To determine whether these effects could be translated to the level of gene transcription, we re-examined transcriptomic data from our previous study. However, despite the marked changes in HSP27 protein stability and phosphorylation imposed by chymase, chymase treatment did not alter HSPB1 (HSP27) mRNA levels (Fig. 4D), indicating that chymase modulates HSP27 predominantly at the post-transcriptional level. Notably though, HSP27 was highly expressed by the HLFs (Fig. 4D).

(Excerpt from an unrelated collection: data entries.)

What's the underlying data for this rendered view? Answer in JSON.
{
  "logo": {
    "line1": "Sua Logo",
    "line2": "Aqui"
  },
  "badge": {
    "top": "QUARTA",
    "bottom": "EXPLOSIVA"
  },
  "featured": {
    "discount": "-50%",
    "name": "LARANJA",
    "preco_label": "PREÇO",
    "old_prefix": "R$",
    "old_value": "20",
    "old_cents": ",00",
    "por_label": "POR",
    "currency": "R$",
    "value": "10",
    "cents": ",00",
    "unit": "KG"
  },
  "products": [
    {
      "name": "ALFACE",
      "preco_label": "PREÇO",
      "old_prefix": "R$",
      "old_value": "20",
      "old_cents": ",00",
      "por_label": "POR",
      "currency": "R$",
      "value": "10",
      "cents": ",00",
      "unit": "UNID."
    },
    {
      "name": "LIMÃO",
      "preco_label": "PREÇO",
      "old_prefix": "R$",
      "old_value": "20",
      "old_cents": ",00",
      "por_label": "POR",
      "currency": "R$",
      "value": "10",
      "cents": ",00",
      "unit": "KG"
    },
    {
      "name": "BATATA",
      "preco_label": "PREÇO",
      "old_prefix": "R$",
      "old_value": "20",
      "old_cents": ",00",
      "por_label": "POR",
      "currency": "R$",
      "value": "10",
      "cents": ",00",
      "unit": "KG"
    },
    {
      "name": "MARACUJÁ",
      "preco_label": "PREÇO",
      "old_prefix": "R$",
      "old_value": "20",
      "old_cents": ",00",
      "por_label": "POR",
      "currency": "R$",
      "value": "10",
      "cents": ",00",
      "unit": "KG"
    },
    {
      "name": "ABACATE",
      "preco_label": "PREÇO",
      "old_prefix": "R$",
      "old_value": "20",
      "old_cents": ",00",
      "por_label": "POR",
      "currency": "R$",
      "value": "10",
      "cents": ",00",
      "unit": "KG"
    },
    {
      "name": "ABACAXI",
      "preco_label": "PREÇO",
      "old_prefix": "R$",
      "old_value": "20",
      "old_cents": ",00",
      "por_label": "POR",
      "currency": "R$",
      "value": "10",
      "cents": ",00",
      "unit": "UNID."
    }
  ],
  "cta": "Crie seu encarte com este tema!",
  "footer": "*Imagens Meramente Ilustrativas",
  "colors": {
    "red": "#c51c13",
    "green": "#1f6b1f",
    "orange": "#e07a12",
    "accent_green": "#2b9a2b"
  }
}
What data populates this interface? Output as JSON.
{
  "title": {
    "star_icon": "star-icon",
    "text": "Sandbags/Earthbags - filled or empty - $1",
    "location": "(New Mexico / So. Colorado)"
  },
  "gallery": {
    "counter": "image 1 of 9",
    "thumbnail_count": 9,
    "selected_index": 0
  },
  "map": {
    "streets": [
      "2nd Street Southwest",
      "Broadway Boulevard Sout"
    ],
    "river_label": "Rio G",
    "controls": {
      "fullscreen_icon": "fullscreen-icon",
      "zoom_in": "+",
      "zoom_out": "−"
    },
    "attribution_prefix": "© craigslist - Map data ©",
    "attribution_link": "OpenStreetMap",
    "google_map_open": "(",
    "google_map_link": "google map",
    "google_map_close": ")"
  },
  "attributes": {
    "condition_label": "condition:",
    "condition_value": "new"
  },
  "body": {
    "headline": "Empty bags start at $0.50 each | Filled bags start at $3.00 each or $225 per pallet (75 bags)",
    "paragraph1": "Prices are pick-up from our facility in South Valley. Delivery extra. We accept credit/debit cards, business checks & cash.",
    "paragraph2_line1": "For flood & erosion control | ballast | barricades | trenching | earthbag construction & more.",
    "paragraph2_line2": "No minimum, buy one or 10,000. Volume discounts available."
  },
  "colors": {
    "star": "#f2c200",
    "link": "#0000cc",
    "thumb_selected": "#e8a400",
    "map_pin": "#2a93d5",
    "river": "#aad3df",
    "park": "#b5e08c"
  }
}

The finding that chymase promotes the degradation of HSP27, an intracellular protein, suggests that chymase can exert proteolytic activity in the cell interior. In turn, this would require that chymase is taken up by the cells. To gain more insight into this issue, we next investigated whether chymase can interact physically with the cells. To examine this, we labelled chymase with Alexa Fluor 488, added the labelled chymase to the fibroblast cultures and then used confocal microscopy to examine its possible association with the cells. These analyses revealed that chymase was indeed associated with the fibroblasts (Fig. 4E). Further, an intriguing finding was that the labelled chymase in fact could be observed in the cell interior, indicating that chymase is taken up by the cells (Fig. 4E). To validate this finding with an independent method, we added non-labelled chymase to the cells, and then used an anti-chymase antibody to localize the protease by immunocytochemical analysis. As seen in Fig. 4F, these analyses confirmed the presence of chymase in the cell interior of the fibroblasts. Collectively, these findings indicate that chymase is taken up by primary airway fibroblasts, introducing the possibility that chymase can have a direct impact on intracellular targets.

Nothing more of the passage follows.